La protezione dei dati è una delle principali priorità per i responsabili IT del settore sanitario nel 2018 – soprattutto in vista dell’entrata in vigore del GDPR – con un focus specifico sulla sicurezza dei mobile worker. Il 55% delle aziende europee pianifica, infatti, di implementare iniziative di data loss prevention nel corso dell’anno, aumentando il numero di nuove soluzioni, tra cui i mobile zero client. Questi strumenti consentono di eliminare le minacce a livello del dispositivo, evitando di archiviare i dati sui singoli device, e di accedere alle informazioni sensibili custodite e gestite in modo più sicuro in uno storage centrale. Queste soluzioni, idonee in un momento in cui tutto sta cambiando velocemente, possono rivelarsi preziose per una strategia mobile nel 2018.
Se la sicurezza può essere la preoccupazione più pressante per l’IT, in questo momento la mobilità lo è per le aziende sanitarie: garantire modalità di mobile working efficienti e produttive sta diventando sempre più importante. Finora le soluzioni cloud hanno fornito alle aziende un metodo scalabile ed efficiente per la gestione dei dati sensibili di pazienti e stakeholder, ma se non cambierà l’importanza del cloud, lo faranno invece le sue modalità di utilizzo.
“L’imminente arrivo del 5G determinerà un’ulteriore esplosione dell’IoT, confermando il costante afflusso di dati, e il settore sanitario deve essere pronto a trarne vantaggio. Al fine di ridurre la tensione dei dati sui servizi cloud, un numero crescente di aziende sta integrando elementi edge alla propria infrastruttura di mobilità”, ha aggiunto Massimo Arioli.

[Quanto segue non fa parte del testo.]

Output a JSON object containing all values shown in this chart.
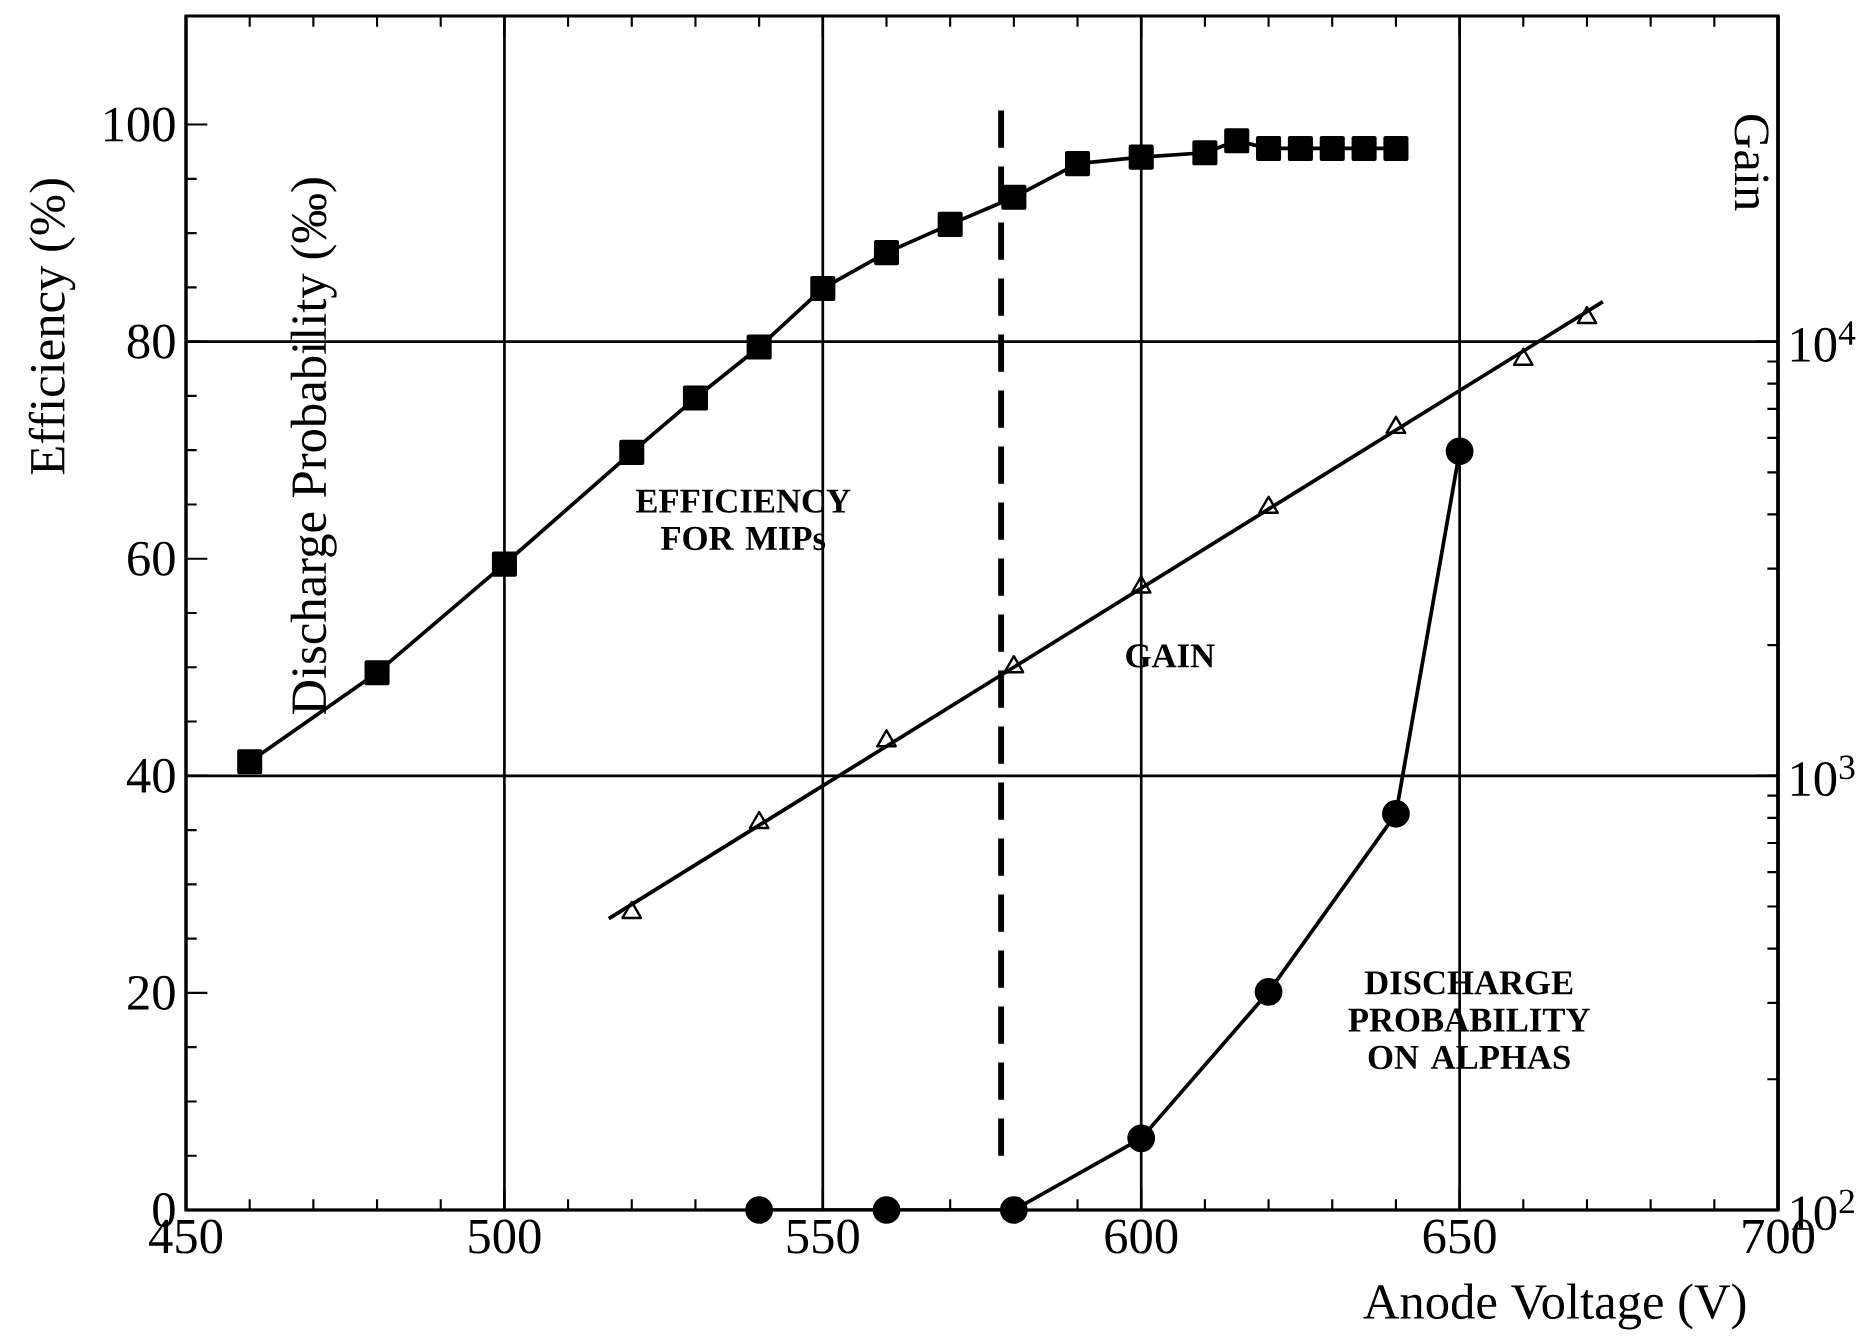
{
  "chart_data": {
    "type": "line",
    "xlabel": "Anode Voltage (V)",
    "ylabel": "Efficiency (%)",
    "y2label": "Gain",
    "xlim": [
      450,
      700
    ],
    "xticks": [
      450,
      500,
      550,
      600,
      650,
      700
    ],
    "ylim": [
      0,
      110
    ],
    "yticks": [
      0,
      20,
      40,
      60,
      80,
      100
    ],
    "y2lim": [
      100,
      56234
    ],
    "y2ticks": [
      {
        "value": 100,
        "label": "10$^{2}$"
      },
      {
        "value": 1000,
        "label": "10$^{3}$"
      },
      {
        "value": 10000,
        "label": "10$^{4}$"
      }
    ],
    "log": "y2",
    "grid": true,
    "series": [
      {
        "name": "EFFICIENCY FOR MIPs",
        "marker": "square",
        "color": "#000000",
        "x": [
          460,
          480,
          500,
          520,
          530,
          540,
          550,
          560,
          570,
          580,
          590,
          600,
          610,
          615,
          620,
          625,
          630,
          635,
          640
        ],
        "values": [
          41.3,
          49.5,
          59.5,
          69.8,
          74.8,
          79.5,
          84.9,
          88.2,
          90.8,
          93.3,
          96.4,
          97.0,
          97.4,
          98.5,
          97.8,
          97.8,
          97.8,
          97.8,
          97.8
        ]
      },
      {
        "name": "DISCHARGE PROBABILITY ON ALPHAS",
        "type": "line",
        "marker": "circle",
        "color": "#000000",
        "x": [
          540,
          560,
          580,
          600,
          620,
          640,
          650
        ],
        "values": [
          0,
          0,
          0,
          6.6,
          20.1,
          36.5,
          69.9
        ]
      },
      {
        "name": "GAIN",
        "type": "scatter",
        "marker": "triangle",
        "axis": "y2",
        "color": "#000000",
        "x": [
          520,
          540,
          560,
          580,
          600,
          620,
          640,
          660,
          670
        ],
        "values": [
          484,
          780,
          1203,
          1782,
          2719,
          4150,
          6341,
          9098,
          11350
        ]
      },
      {
        "type": "line",
        "marker": "none",
        "axis": "y2",
        "color": "#000000",
        "x": [
          516.4,
          672.5
        ],
        "values": [
          469,
          12360
        ]
      }
    ],
    "ref_lines": [
      {
        "axis": "x",
        "value": 578,
        "line_style": "dashed"
      }
    ],
    "annotations": [
      "Discharge Probability (‰)"
    ]
  }
}
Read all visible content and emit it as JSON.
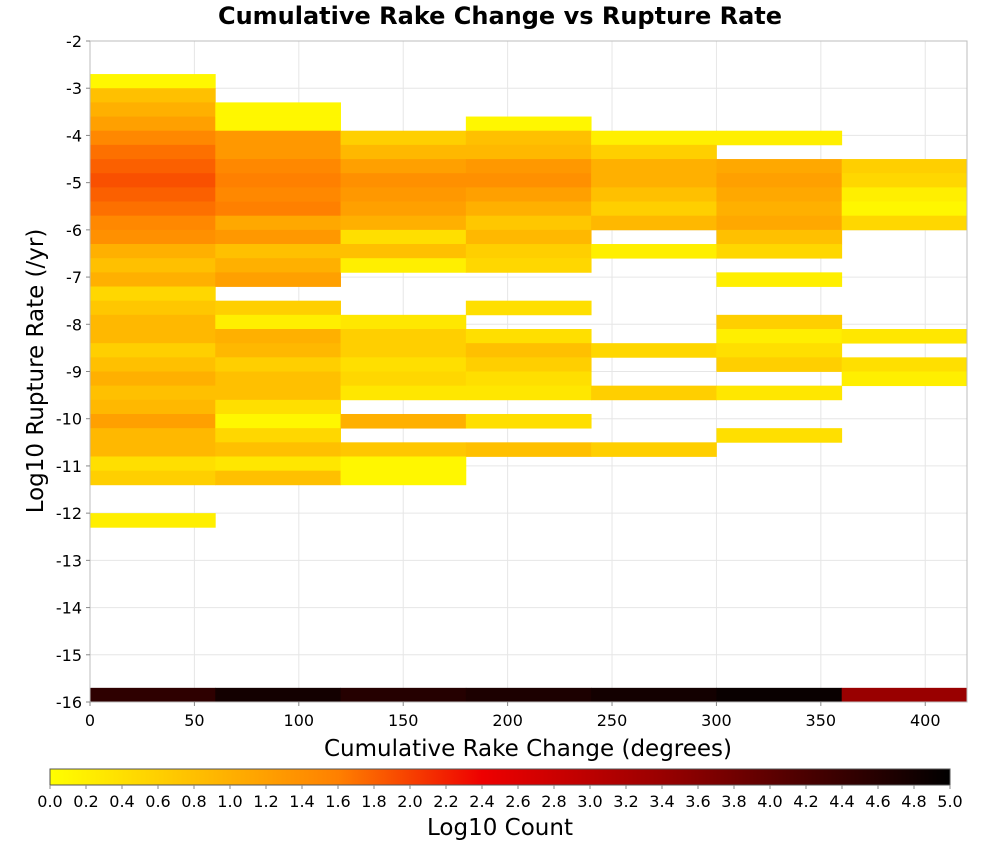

Un report di BI Intelligence dimostra questa tendenza, stimando che 5,6 miliardi di dispositivi business utilizzerà l’edge computing per la raccolta e l’elaborazione dei dati entro il 2020. Le aziende possono fornire una qualità migliore del servizio grazie all’elaborazione dei dati a livello edge della rete, riducendo così la probabilità di sovraccarichi di dati e aiutando i mobile worker a essere conformi alle normative.
Lo sviluppo dell’edge computing andrà di pari passo con quello delle soluzioni per raccogliere e gestire i dati. Secondo ABI Research, la consegna a livello mondiale di dispositivi wearable raggiungerà 154 milioni in ambito business entro il 2021, dal momento che molti settori, tra cui anche l’assistenza sanitaria, stanno riconoscendo come poter utilizzare questa tecnologia per migliorare la produttività mobile. Accenture sostiene che, entro il 2020, il 91% dei fornitori di soluzioni healtcare integrerà, infatti, i dispositivi wearable nella propria offerta IoT per i propri clienti. Questo comprende anche l’adozione di soluzioni a lungo termine come gli smart glass Assisted Reality, che possono essere utilizzati dagli operatori sanitari sul campo per registrare le informazioni dei pazienti in tempo reale, durante una visita.
“La maggior parte delle aziende ha già scelto una modalità di lavoro mobile, ma l’efficacia della strategia adottata varia da una realtà business all’altra. Costruire, gestire e mantenere una strategia IT sicura e agile è oggi più complesso rispetto al passato, dalla scelta di dispositivi affidabili all’integrazione di soluzioni di sicurezza a livello di rete. E’ quindi fondamentale per i CIO valutare costantemente la propria architettura e integrare le soluzioni più adatte per garantire in egual misura sicurezza, produttività e mobilità”, ha concluso Massimo Arioli.